I'm in the process of converting files generated by the ancient DOS-based library program of our university's Chinese Studies Department into something more useful and accesible.
Among the problems I'm dealing with is that the exported text files (about 80MB in size) are in mixed encoding. I'm on Windows.
German umlauts and other higher-ASCII characters are encoded in cp1252, I think and CJK-characters in GB18030. Due to "overlapping" encodings, I can't just drag the whole file into Word or something and let it do the conversion, because I will get something like this:
orig:
+Autor:
-Yan, Lianke / ÑÖÁ¬¿Æ # encoded Chinese characters
+Co-Autor:
-Min, Jie / (šbers.) # encoded German U-umlaut (Ü)
result:
+Autor:
-Yan, Lianke / 阎连科 # good
+Co-Autor:
-Min, Jie / (歜ers.) # bad... (should be: "Übers.")
So I wrote a script with several subroutines that converts non-ASCII characters in several steps. It does the following things (among others):
replace some higher-order ASCII characters (š, á, etc.) with alphanumeric codes (unlikely to naturally appear anywhere else in the file). Ex.:
-Min, Jie / (šbers.)
->-Min, Jie / (uumlautgrossbers.)
Note: I did the "conversion table" by hand, so I only took the special characters actually appearing in my document into consideration. The conversion is thus not fully complete, but yields adequate results in my case, as our books are mostly in German, English and Chinese, with only very few in languages such as Italian, Spanish, French, etc and almost none in Czech etc.replace
á, £, ¢, ¡, í
with alphanumeric codes only if they are not preceded or followed by another character in the high ASCII-range\x80-\xFF
. (these are the cp1252 encoded versions ofß, ú, ó, í
and "small nordic o with cross-stroke
" and appear both in cp1252- and GB18030-encoded strings.)read the whole file in and convert it from GB18030 to UTF8, thus converting encoded Chinese characters in real Chinese characters.
Convert the alphanumeric codes back to their Unicode equivalents.
Although the script mostly works, the following problem arises:
- After converting the original 80MB file, Notepad++ still thinks it is an ANSI file and displays it as such.

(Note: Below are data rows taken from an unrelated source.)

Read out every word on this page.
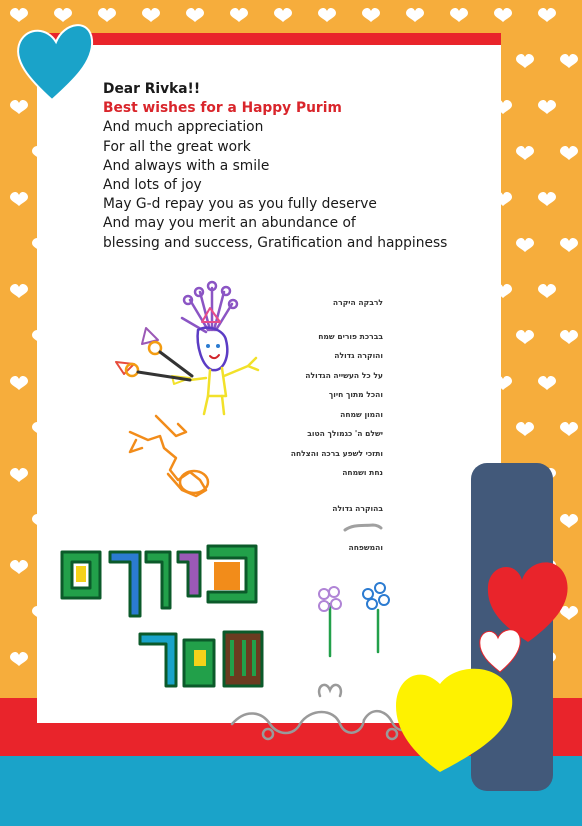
Dear Rivka!!
Best wishes for a Happy Purim
And much appreciation
For all the great work
And always with a smile
And lots of joy
May G-d repay you as you fully deserve
And may you merit an abundance of
blessing and success, Gratification and happiness
לרבקה היקרה
בברכת פורים שמח
והוקרה גדולה
על כל העשייה הגדולה
והכל מתוך חיוך
והמון שמחה
ישלם ה' כגמולך הטוב
ותזכי לשפע ברכה והצלחה
נחת ושמחה
בהוקרה גדולה
והמשפחה
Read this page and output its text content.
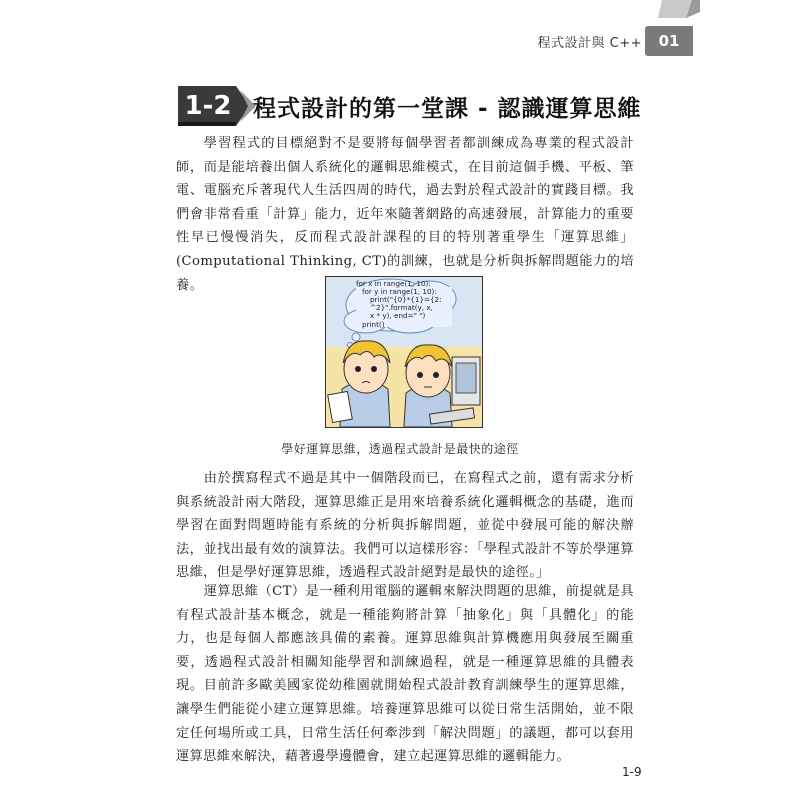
程式設計與 C++	01
1-2 程式設計的第一堂課 - 認識運算思維

學習程式的目標絕對不是要將每個學習者都訓練成為專業的程式設計師，而是能培養出個人系統化的邏輯思維模式，在目前這個手機、平板、筆電、電腦充斥著現代人生活四周的時代，過去對於程式設計的實踐目標。我們會非常看重「計算」能力，近年來隨著網路的高速發展，計算能力的重要性早已慢慢消失，反而程式設計課程的目的特別著重學生「運算思維」(Computational Thinking, CT)的訓練，也就是分析與拆解問題能力的培養。	for x in range(1, 10):
for y in range(1, 10):
print("{0}*{1}={2:
^2}".format(y, x,
x * y), end=" ")
print()
學好運算思維，透過程式設計是最快的途徑

由於撰寫程式不過是其中一個階段而已，在寫程式之前，還有需求分析與系統設計兩大階段，運算思維正是用來培養系統化邏輯概念的基礎，進而學習在面對問題時能有系統的分析與拆解問題，並從中發展可能的解決辦法，並找出最有效的演算法。我們可以這樣形容：「學程式設計不等於學運算思維，但是學好運算思維，透過程式設計絕對是最快的途徑。」

運算思維（CT）是一種利用電腦的邏輯來解決問題的思維，前提就是具有程式設計基本概念，就是一種能夠將計算「抽象化」與「具體化」的能力，也是每個人都應該具備的素養。運算思維與計算機應用與發展至關重要，透過程式設計相關知能學習和訓練過程，就是一種運算思維的具體表現。目前許多歐美國家從幼稚園就開始程式設計教育訓練學生的運算思維，讓學生們能從小建立運算思維。培養運算思維可以從日常生活開始，並不限定任何場所或工具，日常生活任何牽涉到「解決問題」的議題，都可以套用運算思維來解決，藉著邊學邊體會，建立起運算思維的邏輯能力。

1-9
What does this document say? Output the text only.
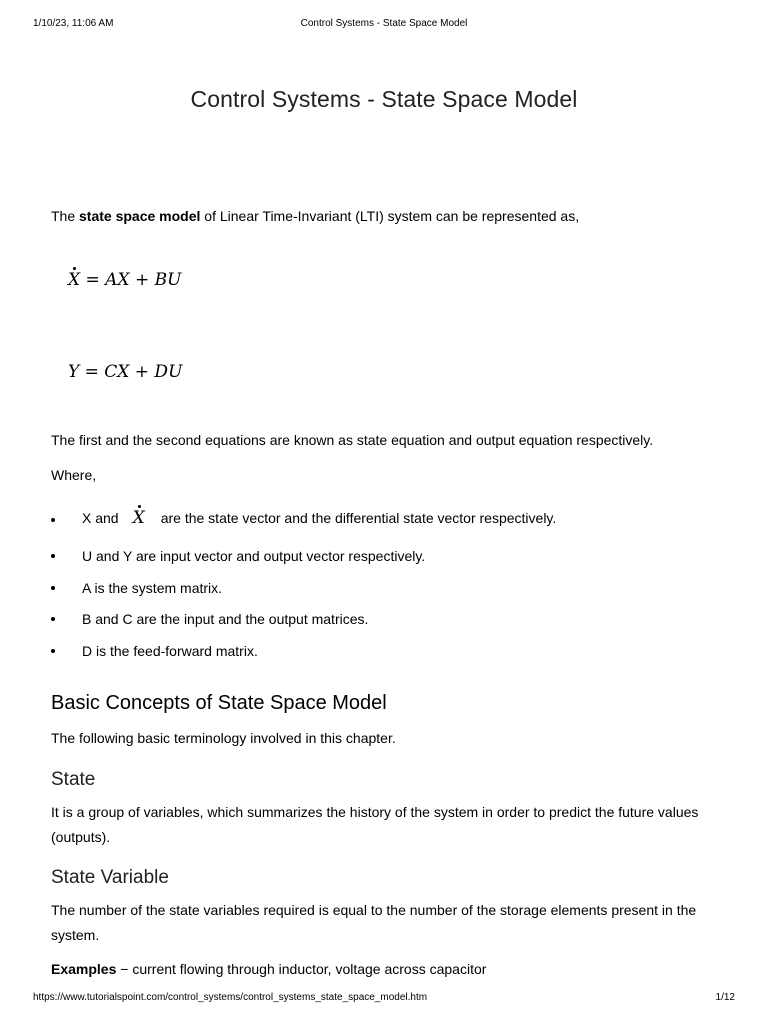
1/10/23, 11:06 AM	Control Systems - State Space Model
Control Systems - State Space Model

The state space model of Linear Time-Invariant (LTI) system can be represented as,

X = AX + BU
Y = CX + DU

The first and the second equations are known as state equation and output equation respectively.

Where,

X and X are the state vector and the differential state vector respectively.
U and Y are input vector and output vector respectively.
A is the system matrix.
B and C are the input and the output matrices.
D is the feed-forward matrix.
Basic Concepts of State Space Model

The following basic terminology involved in this chapter.

State

It is a group of variables, which summarizes the history of the system in order to predict the future values (outputs).

State Variable

The number of the state variables required is equal to the number of the storage elements present in the system.

Examples − current flowing through inductor, voltage across capacitor

https://www.tutorialspoint.com/control_systems/control_systems_state_space_model.htm	1/12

I need to press "Encoding->Encode in UTF-8" in order to display it correctly.
What I'd like to know is:
Generally, is there a better approach to convert a mixed-encoding file into UTF-8?
If not, should i use
use utf8
so that I can directly input the characters instead of their hex-representation in thecodes2char
subroutine?Would a BOM at the beginning of the file solve the problem of NP++ displaying it initially as an ANSI file? If so, how should I modify my script so that the output file has a BOM?

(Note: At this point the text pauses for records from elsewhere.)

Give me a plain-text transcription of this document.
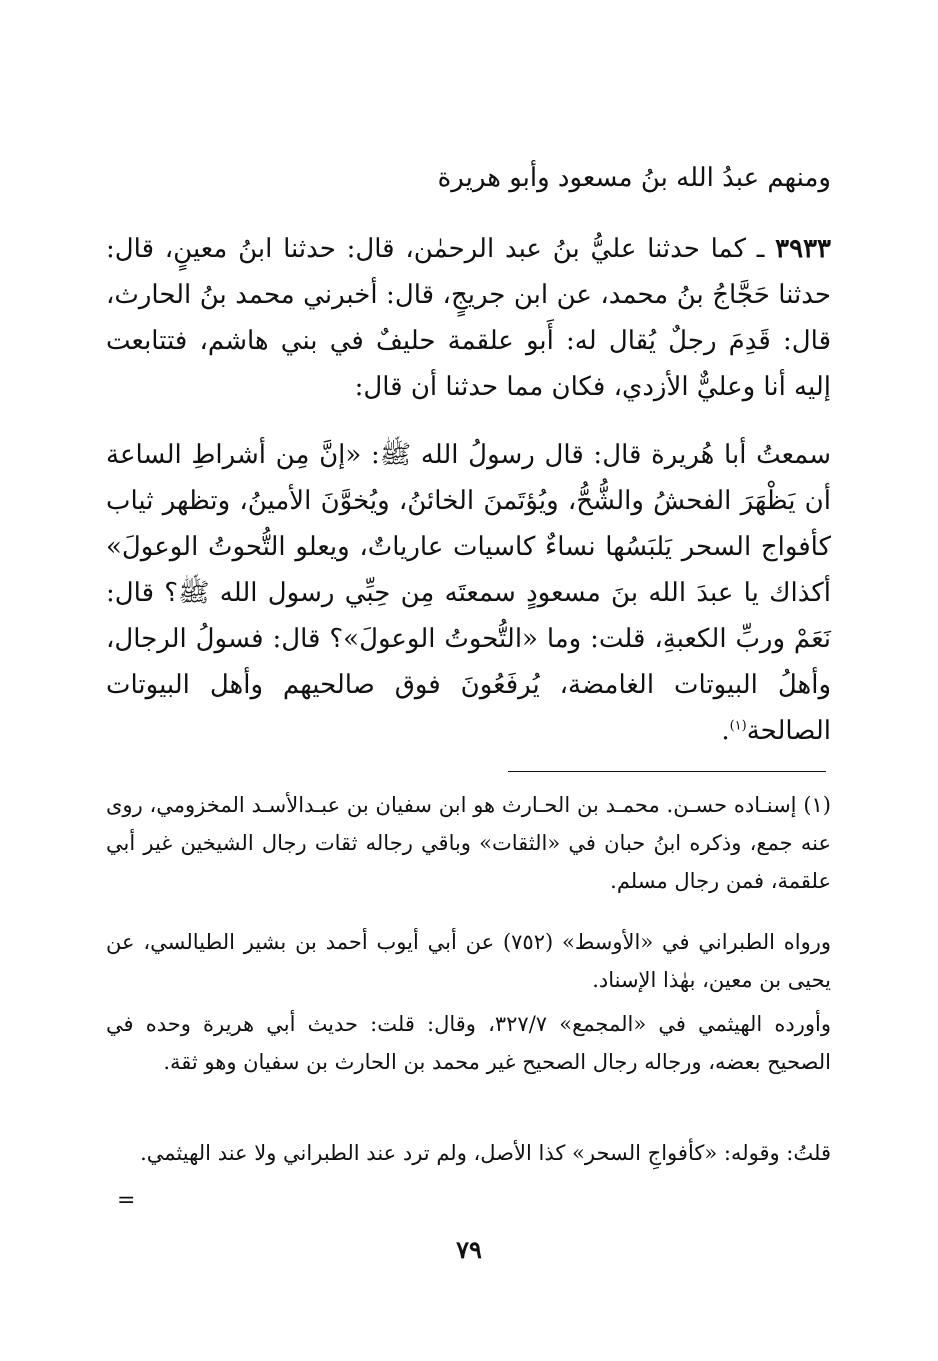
ومنهم عبدُ الله بنُ مسعود وأبو هريرة
٣٩٣٣ ـ كما حدثنا عليُّ بنُ عبد الرحمٰن، قال: حدثنا ابنُ معينٍ، قال: حدثنا حَجَّاجُ بنُ محمد، عن ابن جريجٍ، قال: أخبرني محمد بنُ الحارث، قال: قَدِمَ رجلٌ يُقال له: أَبو علقمة حليفٌ في بني هاشم، فتتابعت إليه أنا وعليٌّ الأزدي، فكان مما حدثنا أن قال:
سمعتُ أبا هُريرة قال: قال رسولُ الله ﷺ: «إنَّ مِن أشراطِ الساعة أن يَظْهَرَ الفحشُ والشُّحُّ، ويُؤتَمنَ الخائنُ، ويُخوَّنَ الأمينُ، وتظهر ثياب كأفواج السحر يَلبَسُها نساءٌ كاسيات عارياتٌ، ويعلو التُّحوتُ الوعولَ» أكذاك يا عبدَ الله بنَ مسعودٍ سمعتَه مِن حِبِّي رسول الله ﷺ؟ قال: نَعَمْ وربِّ الكعبةِ، قلت: وما «التُّحوتُ الوعولَ»؟ قال: فسولُ الرجال، وأهلُ البيوتات الغامضة، يُرفَعُونَ فوق صالحيهم وأهل البيوتات الصالحة$^{(١)}$.
(١) إسنـاده حسـن. محمـد بن الحـارث هو ابن سفيان بن عبـدالأسـد المخزومي، روى عنه جمع، وذكره ابنُ حبان في «الثقات» وباقي رجاله ثقات رجال الشيخين غير أبي علقمة، فمن رجال مسلم.
ورواه الطبراني في «الأوسط» (٧٥٢) عن أبي أيوب أحمد بن بشير الطيالسي، عن يحيى بن معين، بهٰذا الإسناد.
وأورده الهيثمي في «المجمع» ٣٢٧/٧، وقال: قلت: حديث أبي هريرة وحده في الصحيح بعضه، ورجاله رجال الصحيح غير محمد بن الحارث بن سفيان وهو ثقة.
قلتُ: وقوله: «كأفواجِ السحر» كذا الأصل، ولم ترد عند الطبراني ولا عند الهيثمي.
=
٧٩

After the conversion I may want to call some more subroutines (e.g. to convert the whole file to CSV or ODS format). Do I need to continue using the opening statement from the
codes2char
subroutine?
The code is composed of several subroutines which are called at the end:
!perl -w
use strict;
use warnings;
use Encode qw(decode encode);
use Encode::HanExtra;
our $input = "export.txt";
our $output = "export2.txt";
sub switch_var { # switch Input and Output file between steps
($input, $output) = ($output, $input);
}
sub specialchars2codes {
open our $in, "<$input" or die "$!\n";
open our $out, ">$output" or die "$!\n";
while( <$in> ) {
## replace higher ASCII characters such as a-umlaut etc. with codes.
s#\x94#oumlautklein#g;
s#\x84#aumlautklein#g;
s#\x81#uumlautklein#g;
## ... and some more. (ö, Ö, ä, Ä, Ü, ü, ê, è, é, É, â, á, à, ì, î,
## û, ù, ô, ò, ç, ï, a°, e-umlaut and ñ in total.)

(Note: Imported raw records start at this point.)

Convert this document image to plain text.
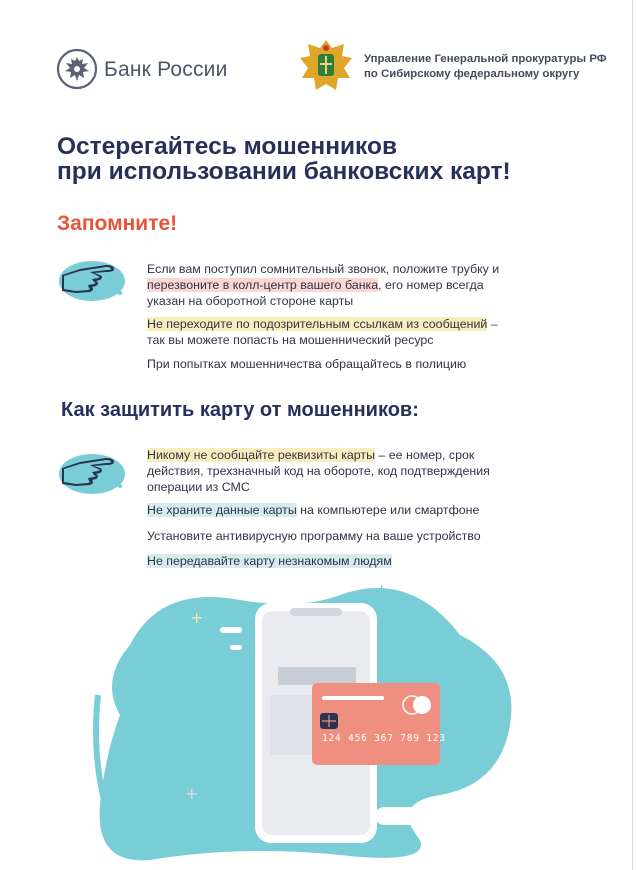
Банк России	Управление Генеральной прокуратуры РФ
по Сибирскому федеральному округу
Остерегайтесь мошенников
при использовании банковских карт!
Запомните!
Если вам поступил сомнительный звонок, положите трубку и
перезвоните в колл-центр вашего банка, его номер всегда
указан на оборотной стороне карты
Не переходите по подозрительным ссылкам из сообщений –
так вы можете попасть на мошеннический ресурс
При попытках мошенничества обращайтесь в полицию
Как защитить карту от мошенников:
Никому не сообщайте реквизиты карты – ее номер, срок
действия, трехзначный код на обороте, код подтверждения
операции из СМС
Не храните данные карты на компьютере или смартфоне
Установите антивирусную программу на ваше устройство
Не передавайте карту незнакомым людям
+
+
+
124 456 367 789 123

## replace problematic special characters (ß, ú, ó, í, ø, ') with codes.
s#(?<![\x80-\xFF])\xE1(?![\x80-\xFF])#eszett#g;
s#(?<![\x80-\xFF])\xA3(?![\x80-\xFF])#uaccentaiguklein#g;
s#(?<![\x80-\xFF])\xA2(?![\x80-\xFF])#oaccentaiguklein#g;
s#(?<![\x80-\xFF])\xA1(?![\x80-\xFF])#iaccentaiguklein#g;
s#(?<![\x80-\xFF])\xED(?![\x80-\xFF])#nordischesoklein#g;
print $out $_;
}
close $out;
close $in;
}
sub convert2unicode {
open(our $in, "< :encoding(GB18030)", $input) or die "$!\n";
open(our $out, "> :encoding(UTF-8)", $output) or die "$!\n";
print "Convert ASCII to UTF-8\n\n";
while (<$in>) {
print $out $_;
}
close $in;
close $out;
}
sub codes2char {
open(our $in, "< :encoding(UTF-8)", $input) or die "$!\n";
open(our $out, "> :encoding(UTF-8)", $output) or die "$!\n";
print "replace Codes with original characters.\n";
while (<$in>) {
s#lidosoumlautklein#\xF6#g;
s#lidosaumlautklein#\xE4#g;
s#lidosuumlautklein#\xFC#g;
## ... and some more.
s#eszett#\xDF#g;
s#uaccentaiguklein#\xFA#g;
s#oaccentaiguklein#\xF3#g;
s#iaccentaiguklein#\xED#g;
s#nordischesoklein#\xF8#g;
print $out $_;
}
close($in) or die "can't close $input: $!";
close($out) or die "can't close $output: $!";
}
##################
## Main program ##
##################
&specialchars2codes;
&switch_var;
&convert2unicode;
&switch_var;
&codes2char;
wow, this was long. I hope it's not too convoluted
EDIT:
This is a hexdump of the example string above:
01A36596 2B 41 +A
01A365A9 75 74 6F 72 3A 0D 0A 2D 59 61 6E 2C 20 4C 69 61 6E 6B 65 utor: -Yan, Lianke
01A365BC 20 2F 20 D1 D6 C1 AC BF C6 0D 0A 2B 43 6F 2D 41 75 74 6F / ÑÖÁ¬¿Æ +Co-Auto
01A365CF 72 3A 0D 0A 2D 4D 69 6E 2C 20 4A 69 65 20 2F 20 28 9A 62 r: -Min, Jie / (šb
01A365E2 65 72 73 2E 29 0D 0A ers.)
and another two to illustrate:
1.
000036B3 2D 52 75 -Ru
000036C6 E1 6C 61 6E 64 0D 0A áland
2.
015FE030 2B 54 69 74 65 6C 3A 0D 0A 2D 57 65 6E 72 6F 75 +Titel: -Wenrou
015FE043 64 75 6E 68 6F 75 20 20 CE C2 C8 E1 B6 D8 BA F1 20 28 47 dunhou ÎÂÈá¶Øºñ (G
015FE056 65 6E 74 6C 65 6E 65 73 73 20 61 6E 64 20 4B 69 6E 64 6E entleness and Kindn
015FE069 65 73 73 29 2E 0D 0A ess).
In both cases, there is the Hex-value E1. In the first case, it stands in place for a German sharp-s (ß, "Rußland"="Russia") and in the second instance it is part of the multi-byte CJK character 柔 (reading: "rou").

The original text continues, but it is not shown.